# Stargate: Atlantis 1/20 1/27 are new episodes



## Timur (Feb 29, 2004)

.


----------



## jonbig (Sep 22, 2003)

My season pass picked them up. It's probably only "First Run Only" SPs that have the problem.


----------



## weymo (Jan 26, 2003)

Yep...I had the issue too. Mine is FRO. Date shows 2005...Canadian air date.


----------



## Malloc (Sep 29, 2004)

Same here. First run only. This week (20th), Last week, and next weeks episodes didnt record and arent showing in the to do list.


----------



## MirclMax (Jul 12, 2000)

Seems to be fixed now.

-MirclMax


----------



## ScottP461 (Sep 4, 2005)

The problem is with the program guide information for the episodes. It has incorrectly listed all the shows so far this season as (2005) with "first aired" dates in late November and early December, so the TiVo thinks they're repeats!

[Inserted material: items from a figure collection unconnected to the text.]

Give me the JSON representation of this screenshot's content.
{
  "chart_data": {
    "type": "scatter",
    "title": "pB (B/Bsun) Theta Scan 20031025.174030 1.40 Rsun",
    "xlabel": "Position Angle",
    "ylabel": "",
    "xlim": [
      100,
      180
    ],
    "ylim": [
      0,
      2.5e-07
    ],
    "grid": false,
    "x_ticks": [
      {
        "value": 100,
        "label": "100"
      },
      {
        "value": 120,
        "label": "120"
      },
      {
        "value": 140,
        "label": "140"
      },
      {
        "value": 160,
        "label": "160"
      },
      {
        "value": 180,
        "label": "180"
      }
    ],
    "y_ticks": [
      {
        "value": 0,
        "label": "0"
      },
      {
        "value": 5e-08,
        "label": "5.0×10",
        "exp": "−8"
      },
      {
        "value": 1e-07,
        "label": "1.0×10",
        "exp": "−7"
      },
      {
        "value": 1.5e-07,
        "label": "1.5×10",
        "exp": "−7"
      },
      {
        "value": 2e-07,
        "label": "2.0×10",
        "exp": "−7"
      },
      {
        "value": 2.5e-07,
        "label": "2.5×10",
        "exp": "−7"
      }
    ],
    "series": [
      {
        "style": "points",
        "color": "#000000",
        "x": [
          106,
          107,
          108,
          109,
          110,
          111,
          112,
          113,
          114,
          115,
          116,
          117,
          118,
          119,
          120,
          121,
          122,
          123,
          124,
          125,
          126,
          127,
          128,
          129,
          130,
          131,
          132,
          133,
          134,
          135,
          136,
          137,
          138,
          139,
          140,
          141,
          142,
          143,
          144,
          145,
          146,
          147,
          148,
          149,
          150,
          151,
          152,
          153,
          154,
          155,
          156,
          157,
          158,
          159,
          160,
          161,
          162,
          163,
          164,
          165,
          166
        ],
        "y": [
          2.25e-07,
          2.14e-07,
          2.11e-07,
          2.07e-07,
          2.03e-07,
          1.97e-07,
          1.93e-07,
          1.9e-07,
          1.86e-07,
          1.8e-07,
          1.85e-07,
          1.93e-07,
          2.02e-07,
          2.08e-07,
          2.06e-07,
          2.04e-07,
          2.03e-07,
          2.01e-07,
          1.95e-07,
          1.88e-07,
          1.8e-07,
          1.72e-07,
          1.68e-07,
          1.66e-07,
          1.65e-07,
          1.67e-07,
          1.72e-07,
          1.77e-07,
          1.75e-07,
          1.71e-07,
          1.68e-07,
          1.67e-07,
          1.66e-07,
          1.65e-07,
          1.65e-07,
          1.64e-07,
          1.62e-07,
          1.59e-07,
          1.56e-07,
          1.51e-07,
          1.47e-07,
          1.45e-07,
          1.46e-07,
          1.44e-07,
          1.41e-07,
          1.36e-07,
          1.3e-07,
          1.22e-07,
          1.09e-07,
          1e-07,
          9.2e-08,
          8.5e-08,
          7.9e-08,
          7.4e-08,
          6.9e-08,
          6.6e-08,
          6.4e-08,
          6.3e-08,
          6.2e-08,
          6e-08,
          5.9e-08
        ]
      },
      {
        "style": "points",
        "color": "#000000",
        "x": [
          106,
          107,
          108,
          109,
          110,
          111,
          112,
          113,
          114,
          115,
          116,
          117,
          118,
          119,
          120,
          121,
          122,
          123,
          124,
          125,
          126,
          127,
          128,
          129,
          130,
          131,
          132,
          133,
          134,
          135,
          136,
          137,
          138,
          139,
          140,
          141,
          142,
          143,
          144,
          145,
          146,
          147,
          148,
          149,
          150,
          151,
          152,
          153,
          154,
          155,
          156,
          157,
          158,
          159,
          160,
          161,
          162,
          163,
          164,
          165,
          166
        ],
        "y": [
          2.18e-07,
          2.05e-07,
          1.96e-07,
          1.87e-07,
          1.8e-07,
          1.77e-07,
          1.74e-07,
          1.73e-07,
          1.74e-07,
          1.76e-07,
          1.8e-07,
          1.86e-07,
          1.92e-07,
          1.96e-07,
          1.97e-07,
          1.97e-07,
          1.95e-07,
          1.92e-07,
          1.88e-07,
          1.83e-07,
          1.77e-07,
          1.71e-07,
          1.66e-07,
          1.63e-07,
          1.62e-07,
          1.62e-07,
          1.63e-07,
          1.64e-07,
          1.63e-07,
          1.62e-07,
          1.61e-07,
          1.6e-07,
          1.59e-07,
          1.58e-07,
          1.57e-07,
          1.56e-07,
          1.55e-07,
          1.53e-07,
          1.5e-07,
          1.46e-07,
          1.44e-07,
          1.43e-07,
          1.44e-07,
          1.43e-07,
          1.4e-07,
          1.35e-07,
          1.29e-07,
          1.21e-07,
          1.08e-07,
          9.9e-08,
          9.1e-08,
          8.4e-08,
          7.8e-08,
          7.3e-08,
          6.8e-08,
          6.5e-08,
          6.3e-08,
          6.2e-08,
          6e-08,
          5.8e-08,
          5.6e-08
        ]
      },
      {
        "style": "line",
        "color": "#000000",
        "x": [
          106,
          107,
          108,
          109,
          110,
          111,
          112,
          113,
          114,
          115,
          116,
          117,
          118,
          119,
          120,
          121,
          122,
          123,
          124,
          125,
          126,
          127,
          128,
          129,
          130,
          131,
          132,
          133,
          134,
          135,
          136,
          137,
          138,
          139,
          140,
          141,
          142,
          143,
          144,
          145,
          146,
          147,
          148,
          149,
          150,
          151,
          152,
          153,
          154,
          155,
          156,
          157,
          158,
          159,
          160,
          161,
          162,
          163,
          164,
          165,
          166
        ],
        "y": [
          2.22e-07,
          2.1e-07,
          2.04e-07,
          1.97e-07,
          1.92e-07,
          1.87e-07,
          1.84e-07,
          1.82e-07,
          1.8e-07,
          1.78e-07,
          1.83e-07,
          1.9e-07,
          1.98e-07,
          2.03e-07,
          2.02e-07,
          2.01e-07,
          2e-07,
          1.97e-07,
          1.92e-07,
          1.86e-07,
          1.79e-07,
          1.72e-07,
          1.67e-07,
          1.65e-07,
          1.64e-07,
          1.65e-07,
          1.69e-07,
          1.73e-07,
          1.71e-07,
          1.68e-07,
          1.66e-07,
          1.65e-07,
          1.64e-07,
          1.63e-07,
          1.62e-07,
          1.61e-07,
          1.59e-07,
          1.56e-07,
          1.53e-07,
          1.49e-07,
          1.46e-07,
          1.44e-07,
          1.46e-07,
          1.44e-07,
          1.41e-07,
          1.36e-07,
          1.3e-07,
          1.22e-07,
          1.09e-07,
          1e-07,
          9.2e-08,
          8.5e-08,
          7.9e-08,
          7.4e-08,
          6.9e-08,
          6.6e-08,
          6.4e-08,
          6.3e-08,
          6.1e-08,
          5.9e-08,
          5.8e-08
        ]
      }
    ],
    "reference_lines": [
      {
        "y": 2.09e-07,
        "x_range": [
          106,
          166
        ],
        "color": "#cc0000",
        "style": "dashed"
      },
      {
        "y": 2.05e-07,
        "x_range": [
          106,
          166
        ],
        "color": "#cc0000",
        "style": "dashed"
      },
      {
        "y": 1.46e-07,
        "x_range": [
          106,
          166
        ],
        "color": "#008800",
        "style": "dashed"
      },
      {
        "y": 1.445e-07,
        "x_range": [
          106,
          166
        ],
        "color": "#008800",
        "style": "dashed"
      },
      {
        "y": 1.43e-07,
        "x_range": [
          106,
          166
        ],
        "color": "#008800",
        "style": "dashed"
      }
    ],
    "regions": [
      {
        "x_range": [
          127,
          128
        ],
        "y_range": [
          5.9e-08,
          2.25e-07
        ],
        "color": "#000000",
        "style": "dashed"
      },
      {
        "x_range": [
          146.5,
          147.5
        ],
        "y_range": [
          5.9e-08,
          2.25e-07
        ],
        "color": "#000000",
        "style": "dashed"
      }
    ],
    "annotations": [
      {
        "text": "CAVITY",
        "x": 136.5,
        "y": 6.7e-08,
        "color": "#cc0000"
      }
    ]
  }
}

So you must change your season pass settings to "repeats and first run" or set them up manually.

Hopefully, someone figures out that the info is wrong because I have no idea of who to call to correct this!


----------



## lordrichter (Jan 11, 2003)

Easier solution: Delete the SP. Missed a few episodes because I was away. Will pick up Atlantis in reruns, if I remember.


----------



## Anza Len (Jan 21, 2006)

I am sending you this out of desperation.

How do I post a note in a forum? I simply want advice on weather or not to hook up to my computer (and how) or stay with the land line.


----------



## Mike20878 (Jun 8, 2001)

Anza Len said:


> I am sending you this out of desperation.
> 
> How do I post a note in a forum? I simply want advice on weather or not to hook up to my computer (and how) or stay with the land line.


You need to go to the TiVo Help Center forum and click on "New Thread."


----------